Tra Churchill e Badoglio

Mentre in quel che rimane della nota espressione geografica, detta volgarmente Italia, continuano imperterrite le manifestazioni filo-governative della peggio gioventù precarizzata e nullatenente, nel Regno Unito il governo conservatore di Boris Johnson, coerentemente al proprio programma elettorale, sta andando avanti col compimento della Brexit. Il primo ministro britannico, durante la prima seduta della nuova House of Commons dominata dai tories, ha detto 2 cose fondamentali: la prima, quella ovvia, è che entro venerdì farà votare al parlamento britannico la legge di ratifica sulla Brexit, nella quale verrà finalmente convalidato l’accordo da lui trovato in novembre con le istituzioni europee; la seconda è che, prima di fare ciò e per mettersi al sicuro da eventuali sorprese, ha preannunciato che in primo luogo farà votare un’altra mozione, consistente nel vietare per legge qualunque rinvio di ulteriori 3 mesi, od anche di più, della Brexit. Tradotto, significa che il 31 gennaio 2020 il Regno Unito uscirà dall’Unione Europea, con o senza accordo.

Dopo l’uscita si aprirà la fase più interessante ed al tempo stesso più carica di rischi per la Germania. Perché?
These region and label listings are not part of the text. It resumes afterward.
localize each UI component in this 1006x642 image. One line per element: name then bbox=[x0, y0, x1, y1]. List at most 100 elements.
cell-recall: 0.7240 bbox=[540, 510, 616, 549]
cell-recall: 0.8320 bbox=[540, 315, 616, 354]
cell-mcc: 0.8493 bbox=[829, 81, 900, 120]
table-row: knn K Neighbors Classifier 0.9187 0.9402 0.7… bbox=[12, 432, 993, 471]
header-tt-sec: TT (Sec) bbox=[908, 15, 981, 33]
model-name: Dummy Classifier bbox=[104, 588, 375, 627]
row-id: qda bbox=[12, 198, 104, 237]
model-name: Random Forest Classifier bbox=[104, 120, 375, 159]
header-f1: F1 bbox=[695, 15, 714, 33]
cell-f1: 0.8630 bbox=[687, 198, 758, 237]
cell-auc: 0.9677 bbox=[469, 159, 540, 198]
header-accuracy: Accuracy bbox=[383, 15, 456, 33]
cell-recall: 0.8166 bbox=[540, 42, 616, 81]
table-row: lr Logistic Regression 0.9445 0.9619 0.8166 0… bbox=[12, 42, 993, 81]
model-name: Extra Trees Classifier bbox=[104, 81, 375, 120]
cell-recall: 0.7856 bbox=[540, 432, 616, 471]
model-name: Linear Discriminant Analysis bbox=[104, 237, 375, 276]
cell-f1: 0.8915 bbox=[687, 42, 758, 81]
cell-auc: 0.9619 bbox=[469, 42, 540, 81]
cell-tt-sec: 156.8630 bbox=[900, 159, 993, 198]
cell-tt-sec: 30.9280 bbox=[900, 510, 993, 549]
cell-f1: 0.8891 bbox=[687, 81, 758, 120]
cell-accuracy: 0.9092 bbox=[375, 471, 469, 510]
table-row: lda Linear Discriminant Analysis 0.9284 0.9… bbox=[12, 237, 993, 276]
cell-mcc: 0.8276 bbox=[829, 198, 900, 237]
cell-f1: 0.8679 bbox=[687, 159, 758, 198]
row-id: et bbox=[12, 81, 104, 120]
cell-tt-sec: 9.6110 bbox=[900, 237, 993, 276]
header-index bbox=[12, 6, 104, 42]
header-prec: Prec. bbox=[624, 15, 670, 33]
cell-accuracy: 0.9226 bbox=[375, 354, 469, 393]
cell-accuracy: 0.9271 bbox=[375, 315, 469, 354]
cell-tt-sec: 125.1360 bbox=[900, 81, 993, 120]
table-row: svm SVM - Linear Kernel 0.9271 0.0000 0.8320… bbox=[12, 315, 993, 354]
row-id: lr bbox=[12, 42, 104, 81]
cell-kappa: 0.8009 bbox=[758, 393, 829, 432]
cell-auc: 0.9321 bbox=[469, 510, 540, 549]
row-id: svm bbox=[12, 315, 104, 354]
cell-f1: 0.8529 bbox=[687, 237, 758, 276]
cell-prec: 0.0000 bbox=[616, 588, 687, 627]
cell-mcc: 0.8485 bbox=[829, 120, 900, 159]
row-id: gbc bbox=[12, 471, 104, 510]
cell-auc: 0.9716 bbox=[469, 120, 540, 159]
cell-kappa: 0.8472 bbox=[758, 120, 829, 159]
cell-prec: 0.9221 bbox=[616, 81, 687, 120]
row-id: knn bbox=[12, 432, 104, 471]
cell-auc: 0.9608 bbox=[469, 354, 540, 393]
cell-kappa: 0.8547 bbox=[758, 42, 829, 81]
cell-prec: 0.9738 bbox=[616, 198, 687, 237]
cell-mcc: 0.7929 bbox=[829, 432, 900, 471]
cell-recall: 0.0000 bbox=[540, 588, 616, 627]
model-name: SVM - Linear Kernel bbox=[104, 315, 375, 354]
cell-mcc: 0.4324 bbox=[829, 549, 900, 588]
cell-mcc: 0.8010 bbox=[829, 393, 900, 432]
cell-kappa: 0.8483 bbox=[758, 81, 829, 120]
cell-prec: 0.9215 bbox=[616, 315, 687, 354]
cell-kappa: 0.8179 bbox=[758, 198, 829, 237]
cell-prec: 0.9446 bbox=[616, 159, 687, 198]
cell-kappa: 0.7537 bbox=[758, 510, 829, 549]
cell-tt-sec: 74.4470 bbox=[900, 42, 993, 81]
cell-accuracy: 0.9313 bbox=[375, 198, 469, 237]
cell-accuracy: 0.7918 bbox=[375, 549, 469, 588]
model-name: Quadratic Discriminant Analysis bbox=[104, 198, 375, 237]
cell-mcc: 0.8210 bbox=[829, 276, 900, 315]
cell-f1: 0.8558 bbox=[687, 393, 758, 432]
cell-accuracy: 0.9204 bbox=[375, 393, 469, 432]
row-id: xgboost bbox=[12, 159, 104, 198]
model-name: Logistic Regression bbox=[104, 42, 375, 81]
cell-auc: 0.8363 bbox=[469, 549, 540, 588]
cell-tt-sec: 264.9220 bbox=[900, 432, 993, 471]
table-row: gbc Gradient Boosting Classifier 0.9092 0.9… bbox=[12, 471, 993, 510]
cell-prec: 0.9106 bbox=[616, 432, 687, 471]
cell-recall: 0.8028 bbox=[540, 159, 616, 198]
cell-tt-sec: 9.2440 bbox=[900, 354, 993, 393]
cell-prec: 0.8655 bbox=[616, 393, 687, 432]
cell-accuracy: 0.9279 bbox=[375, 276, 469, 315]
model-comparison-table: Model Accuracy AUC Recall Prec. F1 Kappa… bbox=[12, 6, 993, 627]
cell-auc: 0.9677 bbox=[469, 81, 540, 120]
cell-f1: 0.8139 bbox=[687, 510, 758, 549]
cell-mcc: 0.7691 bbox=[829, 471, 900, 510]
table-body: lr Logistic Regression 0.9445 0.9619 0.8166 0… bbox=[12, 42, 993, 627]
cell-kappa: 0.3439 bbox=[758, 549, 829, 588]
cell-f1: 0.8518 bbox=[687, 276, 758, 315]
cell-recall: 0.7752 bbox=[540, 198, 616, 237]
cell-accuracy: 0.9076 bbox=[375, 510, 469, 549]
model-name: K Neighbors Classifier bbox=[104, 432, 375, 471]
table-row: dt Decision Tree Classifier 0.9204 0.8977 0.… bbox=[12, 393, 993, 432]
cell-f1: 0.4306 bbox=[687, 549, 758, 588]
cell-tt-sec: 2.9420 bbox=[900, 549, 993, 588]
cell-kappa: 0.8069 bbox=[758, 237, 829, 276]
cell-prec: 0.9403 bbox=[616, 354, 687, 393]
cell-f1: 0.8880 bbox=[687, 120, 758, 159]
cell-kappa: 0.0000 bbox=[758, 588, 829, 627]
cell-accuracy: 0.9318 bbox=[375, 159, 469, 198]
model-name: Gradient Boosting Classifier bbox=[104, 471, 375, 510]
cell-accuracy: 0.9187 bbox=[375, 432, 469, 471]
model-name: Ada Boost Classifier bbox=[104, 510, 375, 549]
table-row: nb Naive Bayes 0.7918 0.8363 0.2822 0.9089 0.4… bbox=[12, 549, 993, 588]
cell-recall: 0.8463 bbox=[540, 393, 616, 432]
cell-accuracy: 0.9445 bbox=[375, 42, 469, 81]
Per il semplice motivo che fino al 31 dicembre 2020, nonostante la Brexit a quel punto ormai operativa, vi sarà un obbligatorio periodo di transizione nel quale il Regno Unito dovrà osservare la maggior parte delle leggi europee. Durante quel periodo di tempo Boris Johnson dovrà rinegoziare con Bruxelles tutti i preesistenti trattati commerciali, oltre a dover decidere la politica doganale nei confronti del Mercato Unico Europeo. E’ molto probabile che, sull’onda delle pressioni provenienti dalle ali più estremiste del suo partito, propenderà per uno status commerciale UK – UE regolato dal WTO, l’Organizzazione Mondiale del Commercio. Ciò significa che, come varie volte previsto su queste pagine virtuali fin dalla fine del 2018, verranno introdotti dazi e tariffe protezionistiche nei confronti di tutti i Paesi europei che esportano verso la Gran Bretagna. Provi il lettore ad indovinare qual è la nazione europea maggiormente dipendente in termini di export verso Londra.

Visto che parliamo di Germania, è necessario poi riportare la fresca notizia delle sanzioni americane, votate dal Congresso ed in attesa di una scontata ratifica da parte del presidente Trump, contro il raddoppio del North Stream 2. Questo discusso progetto energetico russo – tedesco prevede il raddoppio del gasdotto sottomarino, il quale già ora passa sotto il Mar Baltico e che dovrebbe pompare nei prossimi anni miliardi di metri cubi di gas in più rispetto ai ritmi odierni dalla Russia alla Germania. Anche qua niente di nuovo: questo blog da anni avverte della politica congiunta angloamericana consistente nel sabotare qualsiasi tentativo tedesco di allearsi, anche solo energeticamente figuriamoci politicamente, con la Russia. Il secondo passo sarà di dichiarare una guerra commerciale a base di dazi contro le merci tedesche, guerra che con la Brexit britannica sarà spostata in maniera decisiva a favore dell’anglosfera. Qualora non dovesse bastare, il passo per un’escalation militare con la Russia, che nel frattempo grazie al riscaldamento globale rischia di mettere le proprie mani sugli immensi tesori artici, sarà una questione di pochi anni.

Che dire di più? In Francia continuano le proteste di milioni di cittadini contro il governo, al contrario dell’Italia dove i giovani drogati di Facebook si scagliano contro l’opposizione. Tra l’altro il “capo” di codesta opposizione “sovranista”, Matteo Salvini, negli ultimi giorni ha dichiarato di non essere contrario ad un governo di unità nazionale con a capo Mario Draghi, presidente della BCE ed ex (?) Goldman Sachs. Se in Regno Unito i leader tentano di seguire le orme di Churchill, in Italia si resta in scia di Badoglio.